Где-то на западе, атакованный стаей зверей, приходил в себя Ледяной город, а в небольшом по меркам города кунге маленький мальчик, брат Вита, ожидал помощи. Справятся ли дети? Найдут ли нового братика? Приведут ли помощь вовремя? Сможет ли Вовк продержаться? Эти вопросы недолго волновали Вита, измученное сознание отключилось, а потом вдруг ребенок увидел сон.
Шлеп-шлеп, шлеп-шлеп, шлеп-шлеп.
Босые ноги маленького мальчика шлепали по холодному металлическому полу. Ребенок в бежевой пижаме на голое тело перебегал от одной стены к другой. Он осторожно крался от детской комнаты к кабинету отца, часто-часто останавливался, прислушивался к своему бешено стучащему, испуганному сердцу и продолжал идти вперед, ожидая, что вот-вот, еще немного – и отец обнаружит его шастающим ночью по коридорам и накажет.

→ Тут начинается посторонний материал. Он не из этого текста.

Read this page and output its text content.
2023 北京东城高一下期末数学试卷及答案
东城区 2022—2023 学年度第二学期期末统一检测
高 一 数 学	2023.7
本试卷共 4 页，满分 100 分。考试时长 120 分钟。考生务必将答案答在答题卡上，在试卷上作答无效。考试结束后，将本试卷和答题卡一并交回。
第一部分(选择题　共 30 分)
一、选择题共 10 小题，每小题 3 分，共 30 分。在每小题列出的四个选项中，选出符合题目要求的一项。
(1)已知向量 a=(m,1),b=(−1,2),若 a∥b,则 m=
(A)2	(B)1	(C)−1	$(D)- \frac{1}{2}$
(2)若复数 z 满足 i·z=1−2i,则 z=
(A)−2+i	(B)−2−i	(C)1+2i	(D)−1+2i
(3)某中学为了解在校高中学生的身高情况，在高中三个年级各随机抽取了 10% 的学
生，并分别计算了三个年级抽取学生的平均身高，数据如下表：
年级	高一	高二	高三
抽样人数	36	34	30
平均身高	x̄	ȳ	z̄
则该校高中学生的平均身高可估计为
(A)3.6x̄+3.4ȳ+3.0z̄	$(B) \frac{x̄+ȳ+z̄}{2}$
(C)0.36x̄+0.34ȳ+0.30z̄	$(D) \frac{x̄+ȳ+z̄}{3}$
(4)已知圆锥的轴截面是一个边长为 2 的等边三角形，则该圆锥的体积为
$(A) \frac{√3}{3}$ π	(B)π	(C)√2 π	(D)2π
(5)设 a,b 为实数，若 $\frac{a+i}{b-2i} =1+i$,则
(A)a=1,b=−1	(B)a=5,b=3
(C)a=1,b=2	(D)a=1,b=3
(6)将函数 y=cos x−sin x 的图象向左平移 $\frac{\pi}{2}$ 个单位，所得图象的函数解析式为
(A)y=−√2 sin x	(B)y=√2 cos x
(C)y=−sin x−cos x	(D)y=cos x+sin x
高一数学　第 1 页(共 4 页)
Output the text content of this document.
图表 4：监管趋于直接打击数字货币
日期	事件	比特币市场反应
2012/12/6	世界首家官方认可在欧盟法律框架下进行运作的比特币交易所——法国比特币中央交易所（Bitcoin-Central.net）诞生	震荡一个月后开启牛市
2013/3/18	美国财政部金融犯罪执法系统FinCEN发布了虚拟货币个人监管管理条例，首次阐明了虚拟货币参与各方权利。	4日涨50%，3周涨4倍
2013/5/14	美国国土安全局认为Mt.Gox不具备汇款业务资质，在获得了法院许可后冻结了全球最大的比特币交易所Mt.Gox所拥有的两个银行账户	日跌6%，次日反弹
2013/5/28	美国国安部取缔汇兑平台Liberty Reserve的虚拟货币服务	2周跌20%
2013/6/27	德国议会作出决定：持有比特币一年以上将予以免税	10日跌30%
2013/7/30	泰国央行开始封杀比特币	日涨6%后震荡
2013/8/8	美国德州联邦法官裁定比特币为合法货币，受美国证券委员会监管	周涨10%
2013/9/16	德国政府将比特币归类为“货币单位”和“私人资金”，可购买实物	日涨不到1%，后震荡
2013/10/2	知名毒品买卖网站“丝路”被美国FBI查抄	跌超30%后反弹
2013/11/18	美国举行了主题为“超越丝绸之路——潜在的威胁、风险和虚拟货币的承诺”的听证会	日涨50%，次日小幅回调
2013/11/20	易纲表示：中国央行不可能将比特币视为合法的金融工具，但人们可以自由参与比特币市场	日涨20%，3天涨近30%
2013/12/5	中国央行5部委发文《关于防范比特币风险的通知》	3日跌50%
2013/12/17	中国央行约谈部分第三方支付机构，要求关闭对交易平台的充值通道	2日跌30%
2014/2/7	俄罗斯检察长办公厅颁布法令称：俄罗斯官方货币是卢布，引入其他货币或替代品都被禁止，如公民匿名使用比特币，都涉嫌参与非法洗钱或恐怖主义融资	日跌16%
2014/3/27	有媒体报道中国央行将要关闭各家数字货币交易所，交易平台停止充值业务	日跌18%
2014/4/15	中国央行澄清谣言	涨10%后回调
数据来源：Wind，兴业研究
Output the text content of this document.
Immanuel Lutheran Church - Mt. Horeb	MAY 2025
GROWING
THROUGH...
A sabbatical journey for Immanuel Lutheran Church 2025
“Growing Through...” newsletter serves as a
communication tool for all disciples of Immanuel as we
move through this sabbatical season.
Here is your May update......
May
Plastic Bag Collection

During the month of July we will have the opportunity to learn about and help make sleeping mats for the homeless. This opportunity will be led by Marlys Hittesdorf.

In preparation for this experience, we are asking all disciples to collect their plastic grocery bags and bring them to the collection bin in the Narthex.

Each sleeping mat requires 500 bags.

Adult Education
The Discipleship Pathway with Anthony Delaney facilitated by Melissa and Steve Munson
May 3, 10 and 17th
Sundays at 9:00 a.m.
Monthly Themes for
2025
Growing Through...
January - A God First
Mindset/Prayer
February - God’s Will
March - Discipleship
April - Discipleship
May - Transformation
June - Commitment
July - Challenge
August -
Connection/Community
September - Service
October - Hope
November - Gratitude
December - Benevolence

Но он не мог иначе. Сердце подсказывало, что именно сейчас надо найти отца и узнать, что происходит. Эта уверенность пришла во сне, и он вскочил и побежал. Зачем? Почему? Он не знал и не понимал. Необычное чувство толкало его вперед и заставляло двигаться по полутемному коридору в еще более темные помещения, где у отца находились странные и необычные машины, удивительные механизмы и страшные приборы, острые и смертельно опасные…
– Двадцать третий, стой! – раздался позади взволнованный шепот, и мальчик остановился, пытаясь совладать с трясущимися от страха руками.
– Восемнадцатый! – яростно прошептал он, развернувшись. – Иди спать! Не мешай!
– Сам иди спать! – не менее яростно возразила его точная копия, такой же черноволосый мальчишка с черными горящими глазами. – Из-за тебя нас всех накажут!
– Отвали – и не накажут! – нахмурился Двадцать третий. – Иди и спи, как все! А я незаметно проберусь и посмотрю, что там делает отец.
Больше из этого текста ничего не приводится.